Dans sa prise de parole, le gouverneur de la région administrative de Kankan, colonel Moussa Condé a apprécié la dédramatisation des examens nationaux de cette année.

‘’Le message que j’ai véhiculé aux candidats, je les ai dis que l’examen n’est qu’une évaluation et on ne les donnera pas ce qu’ils n’ont pas vu en classe, c’est pas la peine de se stresser, ni de compter sur quelqu’un d’autre. Un candidat ne doit compter que sur lui même, sur sa valeur intrinsèque, s’il le fait, il va réussir. Mais dès qu’il doute un peu seulement de lui, il va échouer, parce qu’il va regarder chez un ami et ça trouvera que cet ami a mal fait, c’est à la sortie maintenant qu’il va regretter.
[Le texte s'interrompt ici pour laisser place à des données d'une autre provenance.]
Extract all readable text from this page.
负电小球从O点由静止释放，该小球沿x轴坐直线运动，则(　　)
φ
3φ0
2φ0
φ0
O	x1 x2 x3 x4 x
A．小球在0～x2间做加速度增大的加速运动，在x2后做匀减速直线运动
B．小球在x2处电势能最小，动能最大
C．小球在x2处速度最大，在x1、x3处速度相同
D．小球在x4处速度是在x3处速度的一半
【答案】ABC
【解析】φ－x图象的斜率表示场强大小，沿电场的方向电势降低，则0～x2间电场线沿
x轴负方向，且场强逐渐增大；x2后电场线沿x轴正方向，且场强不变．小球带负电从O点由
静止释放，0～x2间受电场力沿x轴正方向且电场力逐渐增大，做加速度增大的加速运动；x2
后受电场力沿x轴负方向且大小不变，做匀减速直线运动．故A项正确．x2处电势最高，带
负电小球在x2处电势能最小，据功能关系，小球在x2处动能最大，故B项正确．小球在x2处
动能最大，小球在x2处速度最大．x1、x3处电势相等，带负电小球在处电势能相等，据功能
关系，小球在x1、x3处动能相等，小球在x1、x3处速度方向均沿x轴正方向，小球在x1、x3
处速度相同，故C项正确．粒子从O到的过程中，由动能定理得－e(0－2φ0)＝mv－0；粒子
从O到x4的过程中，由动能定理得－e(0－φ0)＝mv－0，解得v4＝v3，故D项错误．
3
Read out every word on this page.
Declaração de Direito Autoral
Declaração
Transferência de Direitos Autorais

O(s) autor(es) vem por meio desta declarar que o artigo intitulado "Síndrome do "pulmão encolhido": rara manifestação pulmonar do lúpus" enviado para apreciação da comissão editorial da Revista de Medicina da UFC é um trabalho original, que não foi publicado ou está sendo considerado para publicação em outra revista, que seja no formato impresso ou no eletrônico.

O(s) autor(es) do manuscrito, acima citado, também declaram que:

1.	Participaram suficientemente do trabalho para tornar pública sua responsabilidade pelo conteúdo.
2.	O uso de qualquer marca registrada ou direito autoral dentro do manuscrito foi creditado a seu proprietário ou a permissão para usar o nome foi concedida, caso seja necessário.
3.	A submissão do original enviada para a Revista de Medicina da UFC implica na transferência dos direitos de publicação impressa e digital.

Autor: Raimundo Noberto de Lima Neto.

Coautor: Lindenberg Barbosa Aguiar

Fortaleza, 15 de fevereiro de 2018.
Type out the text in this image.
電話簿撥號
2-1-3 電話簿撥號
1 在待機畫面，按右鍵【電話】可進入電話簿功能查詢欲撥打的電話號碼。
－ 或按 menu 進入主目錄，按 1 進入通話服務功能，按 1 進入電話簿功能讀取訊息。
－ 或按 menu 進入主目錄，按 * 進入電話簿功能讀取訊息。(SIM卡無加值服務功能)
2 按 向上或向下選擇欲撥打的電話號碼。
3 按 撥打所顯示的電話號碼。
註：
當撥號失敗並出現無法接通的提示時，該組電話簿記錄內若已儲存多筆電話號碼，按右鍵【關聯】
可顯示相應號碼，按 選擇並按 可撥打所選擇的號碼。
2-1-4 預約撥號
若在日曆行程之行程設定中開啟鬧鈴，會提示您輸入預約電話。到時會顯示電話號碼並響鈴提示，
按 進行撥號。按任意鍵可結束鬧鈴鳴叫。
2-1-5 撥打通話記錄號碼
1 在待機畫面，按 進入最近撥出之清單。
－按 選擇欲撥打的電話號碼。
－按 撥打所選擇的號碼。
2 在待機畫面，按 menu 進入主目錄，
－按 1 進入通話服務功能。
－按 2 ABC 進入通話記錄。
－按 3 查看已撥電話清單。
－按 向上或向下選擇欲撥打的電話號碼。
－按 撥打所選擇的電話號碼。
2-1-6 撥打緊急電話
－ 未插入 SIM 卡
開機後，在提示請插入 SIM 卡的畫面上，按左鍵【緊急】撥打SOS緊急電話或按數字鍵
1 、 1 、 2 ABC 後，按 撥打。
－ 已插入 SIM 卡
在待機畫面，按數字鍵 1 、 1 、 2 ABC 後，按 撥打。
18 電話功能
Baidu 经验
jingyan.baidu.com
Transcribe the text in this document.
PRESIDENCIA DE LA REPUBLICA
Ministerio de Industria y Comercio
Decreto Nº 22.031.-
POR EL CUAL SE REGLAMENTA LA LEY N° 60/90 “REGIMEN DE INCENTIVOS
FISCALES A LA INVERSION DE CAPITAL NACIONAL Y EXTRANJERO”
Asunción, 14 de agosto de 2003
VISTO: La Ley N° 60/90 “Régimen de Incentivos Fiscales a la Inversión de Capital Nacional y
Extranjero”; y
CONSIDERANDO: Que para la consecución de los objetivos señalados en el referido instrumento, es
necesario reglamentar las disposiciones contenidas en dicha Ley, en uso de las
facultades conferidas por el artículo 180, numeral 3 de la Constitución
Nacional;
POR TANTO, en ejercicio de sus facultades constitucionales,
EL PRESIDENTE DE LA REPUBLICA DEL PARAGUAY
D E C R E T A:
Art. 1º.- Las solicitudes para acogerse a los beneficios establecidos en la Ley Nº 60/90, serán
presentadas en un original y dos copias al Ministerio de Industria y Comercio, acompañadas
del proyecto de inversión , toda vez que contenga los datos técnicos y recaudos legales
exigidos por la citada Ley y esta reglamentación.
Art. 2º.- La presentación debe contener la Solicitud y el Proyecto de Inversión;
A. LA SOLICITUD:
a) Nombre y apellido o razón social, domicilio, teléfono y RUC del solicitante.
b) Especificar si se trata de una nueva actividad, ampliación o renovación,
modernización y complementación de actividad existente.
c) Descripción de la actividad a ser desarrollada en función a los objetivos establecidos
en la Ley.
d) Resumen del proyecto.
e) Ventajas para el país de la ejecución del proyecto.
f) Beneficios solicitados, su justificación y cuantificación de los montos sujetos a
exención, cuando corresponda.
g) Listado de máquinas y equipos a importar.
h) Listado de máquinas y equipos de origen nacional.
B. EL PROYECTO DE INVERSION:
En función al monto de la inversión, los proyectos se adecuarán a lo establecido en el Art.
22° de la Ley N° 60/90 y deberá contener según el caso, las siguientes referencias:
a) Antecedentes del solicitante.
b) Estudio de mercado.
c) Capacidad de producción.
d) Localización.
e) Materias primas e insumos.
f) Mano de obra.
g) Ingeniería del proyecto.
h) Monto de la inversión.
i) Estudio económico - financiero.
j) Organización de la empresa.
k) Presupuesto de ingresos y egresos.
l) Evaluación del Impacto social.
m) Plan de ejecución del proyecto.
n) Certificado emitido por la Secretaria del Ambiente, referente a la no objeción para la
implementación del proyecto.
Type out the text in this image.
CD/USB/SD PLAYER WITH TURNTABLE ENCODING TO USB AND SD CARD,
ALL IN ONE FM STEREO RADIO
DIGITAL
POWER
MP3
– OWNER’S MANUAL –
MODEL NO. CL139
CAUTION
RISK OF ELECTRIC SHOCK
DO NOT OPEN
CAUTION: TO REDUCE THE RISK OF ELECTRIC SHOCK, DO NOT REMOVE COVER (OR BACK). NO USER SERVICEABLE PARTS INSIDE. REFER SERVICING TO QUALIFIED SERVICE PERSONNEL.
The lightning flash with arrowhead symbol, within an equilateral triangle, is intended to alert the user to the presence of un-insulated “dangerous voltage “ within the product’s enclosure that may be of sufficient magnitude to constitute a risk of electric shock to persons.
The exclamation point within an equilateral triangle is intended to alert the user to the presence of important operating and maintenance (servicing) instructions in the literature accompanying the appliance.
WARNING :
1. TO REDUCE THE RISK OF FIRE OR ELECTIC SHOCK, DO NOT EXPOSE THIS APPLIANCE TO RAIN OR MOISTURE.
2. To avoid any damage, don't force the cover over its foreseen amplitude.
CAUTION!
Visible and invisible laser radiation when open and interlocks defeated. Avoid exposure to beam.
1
Mais quand tu comptes sur soi-même, vraiment, tu va réussir ton examen.
Mais nous remercions le gouvernement d’avoir réorganisé les examens, parce que l’examen était devenu un problème de guerre, c’était devenu un problème très sérieux, les enfants étaient stressés avant même d’arriver en classe. Parce que quand on disait la caméra est partout dans la Cour et dans les salles, ça stressait les enfants. Ils pensent même que quand je vais me gratter, ils vont dire que je suis en train de copier, ils peuvent m’éliminer. Mais avec la simplicité qu’on a fait, demander seulement aux enfants de rester serin en travaillant et de faire confiance en eux-mêmes et dire que là où je suis, je ne suis pas venu pour la guerre, mais pour un examen. Donc, nous remercions le président pour ça, parce que ça causait beaucoup si chaque année ça ne faisait que descendre, ça compromet même les enseignants et les responsables de l’éducation’’, a-t-il asséné.
De son côté, l’inspecteur régional de l’éducation de Kankan, Kaba Sangaré, a d’abord salué l’initiative du premier ministre, d’avoir procédé au lancement des épreuves des examens nationaux dans sa zone de juridiction, avant de donner les statistiques régionales.

‘’Je vais commencer par remercier très infiniment le premier ministre, chef du gouvernement, qui a honoré la région de Kankan, en venant lancer les premières épreuves, malgré son calendrier surchargé pour venir connaître les réalités. Au niveau régional, nous avons 22 911 candidats dont 7 307 filles répartis dans 78 centres au compte des deux options(Enseignement général et Franco-arabe)’’, a-t-il fait savoir.
Plus loin, il dit espérer qu’il n’y aura pas de fausse majeure au BEPC à l’image du CEE. Il n’a pas manqué de saluer à son tour, la dédramatisation des examens nationaux cette année.
‘’On espère qu’il n’y aura pas de fausse majeure au BEPC et voire même au BAC. Ce qui faisait peur les gens, comme l’a dit le gouverneur, vous savez, il y a des choses quand vous mettez dans les examens nationaux, ça fait peur. Tel que la caméra de surveillance, même si ça n’existe pas, le fait de parler de la caméra, tout le monde sait ce que c’est une caméra de surveillance. Même quand tu tousses, le candidat va se dire que je suis déjà appréhendé par la caméra et donc, je vais être visionné à l’échelle nationale. Donc, c’est ce qui faisait peur, même les plus intelligents, avec cette histoire de caméra, vous êtes amené à être déconcentré et emporté par cette affaire là, c’est ce qui a disparu. Et vous voyez même dans les salles, et à Mandiana, tellement que les enfants étaient à l’aise là-bas, les tous petits ( CEE), ils ont chanté’’, a-t-il souligné.
Depuis Kankan, Fassou CAMARA, pour Lerevelateur224.com.